Try using channel up to cycle through your choices.


----------



## kmcnamara (Jan 30, 2004)

Ron Barry said:


> Try using channel up to cycle through your choices.


Does that work for certain receivers? For my 721 and 921, it just moves the cursor to another box (the channel up and up-arrow are the same button).


----------



## Jordan420 (Nov 11, 2003)

jakattak said:


> The CSR may be confused, but there could be some validity to this. The $5 charge is an extra receiver/extra equipment outlet charge. This charge is applied to any extra tuner you have on your account. If you have a dual-tuner box like the 942 or 921, this fee is also applicable because even though there's only 1 box, it includes multiple tuners. The way you avoid the extra tuner fees with Dish is by having the box(es) connected to your phone all the time.
> 
> I've been getting nailed with the fee the past 18 months with 2 physical boxes (301 and 510) because my house did not have a phone line near either TV. I've actually just completed rewiring the the phone lines in the house and I added one near my living room TV so when my 622 is intalled Feb 25th, I can have it connected to a phone line and avoid the fee.

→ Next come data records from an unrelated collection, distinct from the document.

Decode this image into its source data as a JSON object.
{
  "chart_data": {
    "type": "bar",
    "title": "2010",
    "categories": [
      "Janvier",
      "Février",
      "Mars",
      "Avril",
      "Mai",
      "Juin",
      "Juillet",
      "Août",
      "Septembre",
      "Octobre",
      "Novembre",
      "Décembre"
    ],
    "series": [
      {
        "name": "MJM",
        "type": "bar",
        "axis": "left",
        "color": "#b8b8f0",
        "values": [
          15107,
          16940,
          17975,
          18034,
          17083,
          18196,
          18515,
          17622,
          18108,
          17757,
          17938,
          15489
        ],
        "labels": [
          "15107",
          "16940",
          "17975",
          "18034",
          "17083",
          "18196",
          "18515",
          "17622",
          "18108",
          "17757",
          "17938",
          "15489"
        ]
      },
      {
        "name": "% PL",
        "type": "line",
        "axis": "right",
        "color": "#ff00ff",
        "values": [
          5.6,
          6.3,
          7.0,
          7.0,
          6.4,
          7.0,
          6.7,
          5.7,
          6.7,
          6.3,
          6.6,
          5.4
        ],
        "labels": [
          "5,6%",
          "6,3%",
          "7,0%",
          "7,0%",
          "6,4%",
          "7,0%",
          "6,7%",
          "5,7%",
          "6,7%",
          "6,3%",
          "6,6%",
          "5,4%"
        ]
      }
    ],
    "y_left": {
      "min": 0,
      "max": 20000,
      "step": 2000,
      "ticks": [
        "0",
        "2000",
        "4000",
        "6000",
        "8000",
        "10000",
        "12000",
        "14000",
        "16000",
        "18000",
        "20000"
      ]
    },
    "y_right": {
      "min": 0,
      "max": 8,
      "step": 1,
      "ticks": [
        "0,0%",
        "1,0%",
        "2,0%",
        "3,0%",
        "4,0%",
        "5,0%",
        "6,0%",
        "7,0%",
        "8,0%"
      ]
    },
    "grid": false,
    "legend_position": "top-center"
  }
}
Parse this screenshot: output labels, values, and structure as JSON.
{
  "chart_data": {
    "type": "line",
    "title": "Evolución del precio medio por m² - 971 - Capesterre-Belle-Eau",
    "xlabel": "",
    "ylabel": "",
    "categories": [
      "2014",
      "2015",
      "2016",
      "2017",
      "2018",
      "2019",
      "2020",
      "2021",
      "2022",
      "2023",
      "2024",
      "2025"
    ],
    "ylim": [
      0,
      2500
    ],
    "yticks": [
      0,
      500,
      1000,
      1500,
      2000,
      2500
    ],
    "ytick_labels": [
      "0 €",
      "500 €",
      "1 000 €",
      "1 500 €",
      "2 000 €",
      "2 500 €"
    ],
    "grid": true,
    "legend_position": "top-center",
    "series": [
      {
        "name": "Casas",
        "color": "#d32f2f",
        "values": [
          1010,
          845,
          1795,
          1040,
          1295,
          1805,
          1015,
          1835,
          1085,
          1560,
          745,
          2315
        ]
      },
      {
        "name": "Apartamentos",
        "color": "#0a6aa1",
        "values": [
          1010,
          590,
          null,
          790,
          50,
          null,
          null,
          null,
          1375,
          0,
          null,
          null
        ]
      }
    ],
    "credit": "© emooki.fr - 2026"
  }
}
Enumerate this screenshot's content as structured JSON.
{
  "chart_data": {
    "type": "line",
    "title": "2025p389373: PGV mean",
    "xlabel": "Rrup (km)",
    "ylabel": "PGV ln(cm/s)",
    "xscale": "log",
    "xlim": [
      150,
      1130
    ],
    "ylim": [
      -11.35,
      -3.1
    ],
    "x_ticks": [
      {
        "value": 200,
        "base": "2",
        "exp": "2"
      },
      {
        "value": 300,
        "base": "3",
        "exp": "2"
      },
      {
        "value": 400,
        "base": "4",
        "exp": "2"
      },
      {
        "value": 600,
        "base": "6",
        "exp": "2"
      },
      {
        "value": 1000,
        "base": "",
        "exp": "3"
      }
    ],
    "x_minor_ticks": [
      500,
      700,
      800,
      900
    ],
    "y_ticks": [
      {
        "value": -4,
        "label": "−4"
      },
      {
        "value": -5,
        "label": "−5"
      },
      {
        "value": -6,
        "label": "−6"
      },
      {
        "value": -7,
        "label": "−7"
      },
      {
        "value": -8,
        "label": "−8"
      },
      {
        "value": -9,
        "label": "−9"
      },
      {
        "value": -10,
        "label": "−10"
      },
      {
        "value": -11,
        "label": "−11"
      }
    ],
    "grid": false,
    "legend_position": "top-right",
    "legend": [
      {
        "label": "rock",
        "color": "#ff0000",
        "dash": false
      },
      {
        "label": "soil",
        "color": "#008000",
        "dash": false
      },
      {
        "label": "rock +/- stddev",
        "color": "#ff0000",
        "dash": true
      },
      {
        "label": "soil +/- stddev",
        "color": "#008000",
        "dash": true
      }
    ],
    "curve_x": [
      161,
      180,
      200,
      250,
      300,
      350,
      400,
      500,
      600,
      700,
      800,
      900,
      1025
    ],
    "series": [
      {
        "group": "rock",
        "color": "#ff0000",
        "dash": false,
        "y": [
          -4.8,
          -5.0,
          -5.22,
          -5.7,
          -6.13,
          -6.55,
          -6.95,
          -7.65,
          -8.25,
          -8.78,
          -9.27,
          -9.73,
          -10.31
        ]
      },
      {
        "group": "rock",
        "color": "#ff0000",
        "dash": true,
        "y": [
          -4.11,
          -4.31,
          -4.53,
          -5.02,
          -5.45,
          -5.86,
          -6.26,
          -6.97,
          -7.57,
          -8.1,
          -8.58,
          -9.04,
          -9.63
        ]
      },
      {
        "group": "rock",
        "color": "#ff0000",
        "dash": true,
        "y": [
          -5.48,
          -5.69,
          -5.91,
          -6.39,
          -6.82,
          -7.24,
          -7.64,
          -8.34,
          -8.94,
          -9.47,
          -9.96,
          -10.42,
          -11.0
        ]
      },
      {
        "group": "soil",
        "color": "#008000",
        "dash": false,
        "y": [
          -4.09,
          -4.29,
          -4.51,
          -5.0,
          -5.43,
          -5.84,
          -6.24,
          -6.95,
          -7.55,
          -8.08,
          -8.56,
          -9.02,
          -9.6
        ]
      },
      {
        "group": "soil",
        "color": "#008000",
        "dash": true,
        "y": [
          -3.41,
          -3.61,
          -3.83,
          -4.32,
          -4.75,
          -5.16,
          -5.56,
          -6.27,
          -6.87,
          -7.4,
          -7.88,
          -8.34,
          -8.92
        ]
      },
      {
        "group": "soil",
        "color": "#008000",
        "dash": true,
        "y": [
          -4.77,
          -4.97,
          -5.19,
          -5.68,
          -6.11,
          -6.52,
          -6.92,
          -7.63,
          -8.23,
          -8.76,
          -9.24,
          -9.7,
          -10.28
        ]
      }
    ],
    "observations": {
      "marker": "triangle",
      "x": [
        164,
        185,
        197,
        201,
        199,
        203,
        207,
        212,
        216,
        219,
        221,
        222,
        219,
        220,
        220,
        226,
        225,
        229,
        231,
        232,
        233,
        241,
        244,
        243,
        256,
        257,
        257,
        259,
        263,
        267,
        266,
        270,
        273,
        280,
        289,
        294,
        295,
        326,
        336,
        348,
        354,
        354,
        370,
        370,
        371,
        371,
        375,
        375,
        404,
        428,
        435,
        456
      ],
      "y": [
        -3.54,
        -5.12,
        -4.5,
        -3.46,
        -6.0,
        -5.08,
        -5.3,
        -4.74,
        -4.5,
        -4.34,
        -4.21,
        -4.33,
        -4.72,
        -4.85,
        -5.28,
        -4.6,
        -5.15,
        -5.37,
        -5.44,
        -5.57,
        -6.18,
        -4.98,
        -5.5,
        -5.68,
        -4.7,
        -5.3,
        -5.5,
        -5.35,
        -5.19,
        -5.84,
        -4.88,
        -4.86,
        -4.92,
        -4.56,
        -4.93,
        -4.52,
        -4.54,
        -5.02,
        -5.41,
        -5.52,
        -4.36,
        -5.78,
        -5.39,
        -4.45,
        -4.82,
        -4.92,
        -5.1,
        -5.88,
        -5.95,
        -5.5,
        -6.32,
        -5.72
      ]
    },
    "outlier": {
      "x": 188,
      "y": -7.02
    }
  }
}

Neither of your receivers are incurring an extra fee because they are not connected to a phone line.
Neither one is a dual tunner.
Plug phone lines in if you like but your bill will not go down


----------



## Ron Barry (Dec 10, 2002)

kmcnamara said:


> Does that work for certain receivers? For my 721 and 921, it just moves the cursor to another box (the channel up and up-arrow are the same button).


I was mainly speaking about the 942. Not sure if it works with the 921 and 721. I wil try it tonight if I get a chance.


----------